10:58I interviewed Steve Smith Sr., Luke Keekly for each of these shows, right?
11:05So they're bringing their perspective, which was awesome.
11:08These guys were so good talking about their position, their instincts, what made them good players.
11:14And so we're kind of marrying the old-school grinding football where we're going to give you a report
11:19on a bunch of the college players this year on the show.
11:21We're going to talk about how it's changing with all the predictive analysis through AI
11:26and then bring in the seasoned veterans, the guys that are Hall of Fame-type players,
11:30and put it all together position by position over a 10-week series.
11:34And I'm kind of excited about it.
11:36It sounds like the way you'd want your organization to be incorporating analytics, right?
11:41Like that blend of, okay, yeah, the old-school football knowledge and the on-field knowledge
11:45combined with, all right, we've got this data that'll help you out.
11:49Yeah, and I think fans are really going to like it because, you know,
11:52there's always been this thing around the draft and evaluation, like we're not showing you anything, right?
11:57Teams don't show anything.
11:59But we kind of opened up the door.
12:00There's some really cool stories from, you know, whether it was Randy Moss' famous 40-yard dash at Marshall.
12:07They couldn't run in the snow outside at Marshall.
12:10Marshall, something wrong with the basketball court they couldn't use.

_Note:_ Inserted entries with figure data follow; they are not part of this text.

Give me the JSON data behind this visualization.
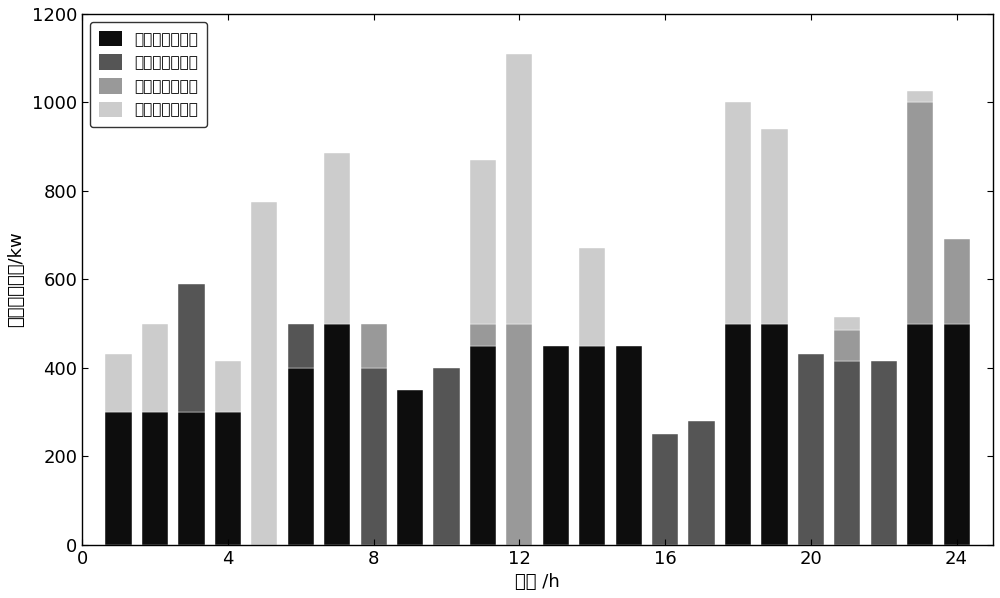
{
  "series_labels": [
    "气惯性备用出力",
    "热惯性备用出力",
    "发电侧备用出力",
    "需求侧备用出力"
  ],
  "colors": [
    "#0d0d0d",
    "#555555",
    "#999999",
    "#cccccc"
  ],
  "x_ticks": [
    0,
    4,
    8,
    12,
    16,
    20,
    24
  ],
  "groups": [
    {
      "time": 1,
      "stack": [
        300,
        0,
        0,
        130
      ]
    },
    {
      "time": 2,
      "stack": [
        300,
        0,
        0,
        200
      ]
    },
    {
      "time": 3,
      "stack": [
        300,
        290,
        0,
        0
      ]
    },
    {
      "time": 4,
      "stack": [
        300,
        0,
        0,
        115
      ]
    },
    {
      "time": 5,
      "stack": [
        0,
        0,
        0,
        775
      ]
    },
    {
      "time": 6,
      "stack": [
        400,
        100,
        0,
        0
      ]
    },
    {
      "time": 7,
      "stack": [
        500,
        0,
        0,
        385
      ]
    },
    {
      "time": 8,
      "stack": [
        0,
        400,
        100,
        0
      ]
    },
    {
      "time": 9,
      "stack": [
        350,
        0,
        0,
        0
      ]
    },
    {
      "time": 10,
      "stack": [
        0,
        400,
        0,
        0
      ]
    },
    {
      "time": 11,
      "stack": [
        450,
        0,
        50,
        370
      ]
    },
    {
      "time": 12,
      "stack": [
        0,
        0,
        500,
        610
      ]
    },
    {
      "time": 13,
      "stack": [
        450,
        0,
        0,
        0
      ]
    },
    {
      "time": 14,
      "stack": [
        450,
        0,
        0,
        220
      ]
    },
    {
      "time": 15,
      "stack": [
        450,
        0,
        0,
        0
      ]
    },
    {
      "time": 16,
      "stack": [
        0,
        250,
        0,
        0
      ]
    },
    {
      "time": 17,
      "stack": [
        0,
        280,
        0,
        0
      ]
    },
    {
      "time": 18,
      "stack": [
        500,
        0,
        0,
        500
      ]
    },
    {
      "time": 19,
      "stack": [
        500,
        0,
        0,
        440
      ]
    },
    {
      "time": 20,
      "stack": [
        0,
        430,
        0,
        0
      ]
    },
    {
      "time": 21,
      "stack": [
        0,
        415,
        70,
        30
      ]
    },
    {
      "time": 22,
      "stack": [
        0,
        415,
        0,
        0
      ]
    },
    {
      "time": 23,
      "stack": [
        500,
        0,
        500,
        25
      ]
    },
    {
      "time": 24,
      "stack": [
        500,
        0,
        190,
        0
      ]
    }
  ],
  "ylabel": "备用实际出力/kw",
  "xlabel": "时间 /h",
  "ylim": [
    0,
    1200
  ],
  "yticks": [
    0,
    200,
    400,
    600,
    800,
    1000,
    1200
  ],
  "figsize": [
    10.0,
    5.98
  ],
  "dpi": 100
}
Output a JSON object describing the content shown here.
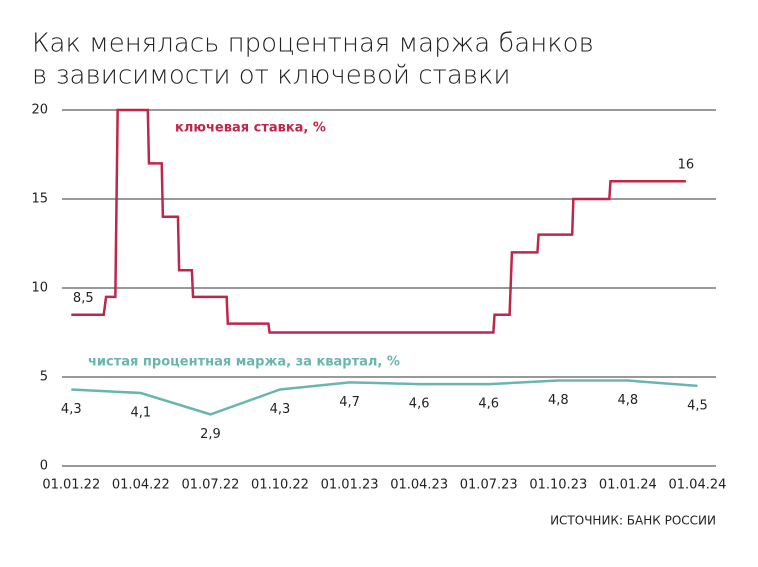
{
  "chart_data": {
    "type": "line",
    "title": [
      "Как менялась процентная маржа банков",
      "в зависимости от ключевой ставки"
    ],
    "source": "ИСТОЧНИК: БАНК РОССИИ",
    "xlim": [
      -0.4,
      27.8
    ],
    "xticks": [
      {
        "value": 0,
        "label": "01.01.22"
      },
      {
        "value": 3,
        "label": "01.04.22"
      },
      {
        "value": 6,
        "label": "01.07.22"
      },
      {
        "value": 9,
        "label": "01.10.22"
      },
      {
        "value": 12,
        "label": "01.01.23"
      },
      {
        "value": 15,
        "label": "01.04.23"
      },
      {
        "value": 18,
        "label": "01.07.23"
      },
      {
        "value": 21,
        "label": "01.10.23"
      },
      {
        "value": 24,
        "label": "01.01.24"
      },
      {
        "value": 27,
        "label": "01.04.24"
      }
    ],
    "ylim": [
      0,
      20
    ],
    "yticks": [
      0,
      5,
      10,
      15,
      20
    ],
    "grid": true,
    "series": [
      {
        "name": "ключевая ставка, %",
        "color": "#c0264a",
        "x": [
          0,
          1.4,
          1.5,
          1.9,
          2.0,
          3.3,
          3.35,
          3.9,
          3.95,
          4.6,
          4.65,
          5.2,
          5.25,
          6.7,
          6.75,
          8.5,
          8.55,
          18.2,
          18.25,
          18.9,
          19.0,
          20.1,
          20.15,
          21.6,
          21.65,
          23.2,
          23.25,
          26.5
        ],
        "values": [
          8.5,
          8.5,
          9.5,
          9.5,
          20,
          20,
          17,
          17,
          14,
          14,
          11,
          11,
          9.5,
          9.5,
          8,
          8,
          7.5,
          7.5,
          8.5,
          8.5,
          12,
          12,
          13,
          13,
          15,
          15,
          16,
          16
        ],
        "value_labels": [
          "8,5",
          null,
          null,
          null,
          null,
          null,
          null,
          null,
          null,
          null,
          null,
          null,
          null,
          null,
          null,
          null,
          null,
          null,
          null,
          null,
          null,
          null,
          null,
          null,
          null,
          null,
          null,
          "16"
        ]
      },
      {
        "name": "чистая процентная маржа, за квартал, %",
        "color": "#6bb5b0",
        "x": [
          0,
          3,
          6,
          9,
          12,
          15,
          18,
          21,
          24,
          27
        ],
        "values": [
          4.3,
          4.1,
          2.9,
          4.3,
          4.7,
          4.6,
          4.6,
          4.8,
          4.8,
          4.5
        ],
        "value_labels": [
          "4,3",
          "4,1",
          "2,9",
          "4,3",
          "4,7",
          "4,6",
          "4,6",
          "4,8",
          "4,8",
          "4,5"
        ]
      }
    ]
  }
}
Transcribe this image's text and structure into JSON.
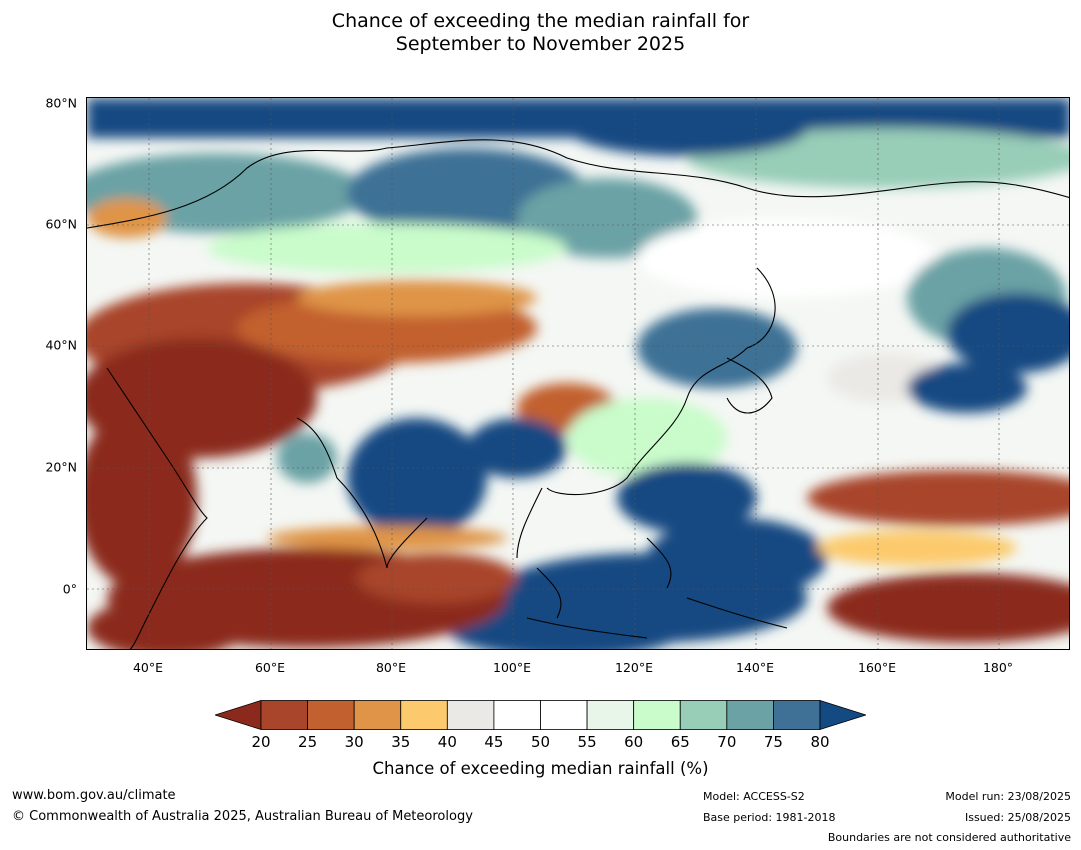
{
  "title": {
    "line1": "Chance of exceeding the median rainfall for",
    "line2": "September to November 2025"
  },
  "map": {
    "lat_labels": [
      "80°N",
      "60°N",
      "40°N",
      "20°N",
      "0°"
    ],
    "lon_labels": [
      "40°E",
      "60°E",
      "80°E",
      "100°E",
      "120°E",
      "140°E",
      "160°E",
      "180°"
    ]
  },
  "colorbar": {
    "ticks": [
      "20",
      "25",
      "30",
      "35",
      "40",
      "45",
      "50",
      "55",
      "60",
      "65",
      "70",
      "75",
      "80"
    ],
    "colors": [
      "#8b2a1c",
      "#a8452a",
      "#c2602f",
      "#df9447",
      "#fcca6c",
      "#ebe9e5",
      "#ffffff",
      "#ffffff",
      "#e8f5e9",
      "#c9fcca",
      "#98cdb7",
      "#6aa2a5",
      "#3e7195",
      "#134a82"
    ],
    "label": "Chance of exceeding median rainfall (%)"
  },
  "footer": {
    "url": "www.bom.gov.au/climate",
    "copyright": "© Commonwealth of Australia 2025, Australian Bureau of Meteorology",
    "model": "Model: ACCESS-S2",
    "base_period": "Base period: 1981-2018",
    "model_run": "Model run: 23/08/2025",
    "issued": "Issued: 25/08/2025",
    "disclaimer": "Boundaries are not considered authoritative"
  }
}
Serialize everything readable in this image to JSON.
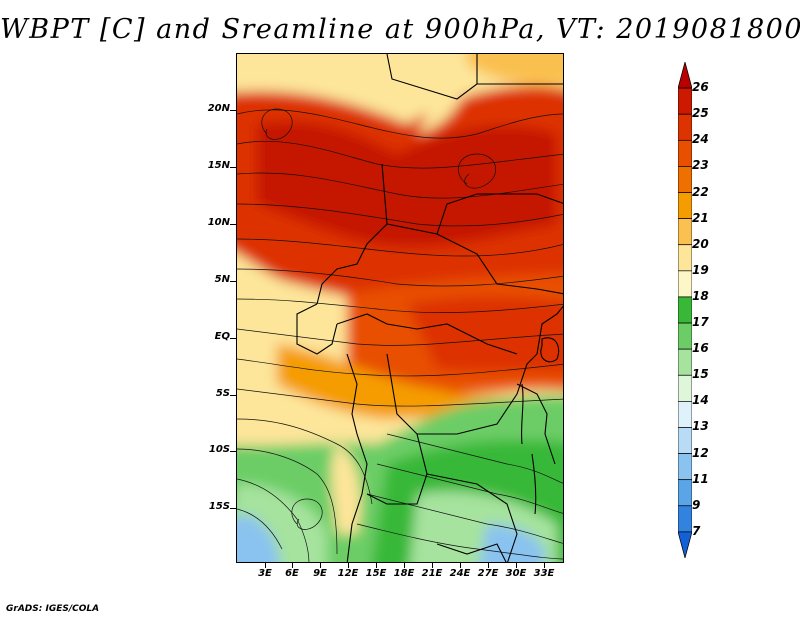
{
  "title": "WBPT [C] and Sreamline at 900hPa, VT: 2019081800",
  "footer": "GrADS: IGES/COLA",
  "latitude_labels": [
    "20N",
    "15N",
    "10N",
    "5N",
    "EQ",
    "5S",
    "10S",
    "15S"
  ],
  "longitude_labels": [
    "3E",
    "6E",
    "9E",
    "12E",
    "15E",
    "18E",
    "21E",
    "24E",
    "27E",
    "30E",
    "33E"
  ],
  "colorbar": {
    "labels": [
      "26",
      "25",
      "24",
      "23",
      "22",
      "21",
      "20",
      "19",
      "18",
      "17",
      "16",
      "15",
      "14",
      "13",
      "12",
      "11",
      "9",
      "7"
    ],
    "colors": [
      "#b80000",
      "#cc1a00",
      "#dd3300",
      "#e85000",
      "#ee7000",
      "#f59c00",
      "#fac050",
      "#fde59a",
      "#fdf7c8",
      "#39b837",
      "#6ccd66",
      "#a6e39e",
      "#dff6da",
      "#dff1fb",
      "#b8dcf5",
      "#8ac3ef",
      "#5aa4e8",
      "#3282e0",
      "#1460d6"
    ]
  }
}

12:13And they had him in an alley outside the coach's offices running through.
12:17At the very end of the alley was a double door that he had to hit when he finished outside, right?
12:25And he ran like supposedly urban legend as he ran like sub 4-3 in the hallway.
12:31So, I mean, there's great old-school stuff, but really good new-school AI.
12:36Well, good.
12:36And people can find that on Sumer Sports' YouTube page, right?
12:39Correct.
12:40It'll start on Thursday the 12th.
12:42Okay.
12:43And it'll be every Thursday thereafter with a different position.
12:46New episodes.
12:47That'll be great.
12:47Yeah.
12:47That'll be great.
12:48Sumer Sports.
12:48S-U-M-E-R Sports.
12:50All one word.
12:51Correct.
12:51That's where you can find them.
12:52Mike Mayock.
12:53Thanks, brother.
12:53That was fun.
12:54You guys are great.
12:55Made it easy.
12:56Thanks, guys.
12:56Absolutely.
12:57Looking forward to the evaluation on Sumer Sports' YouTube page.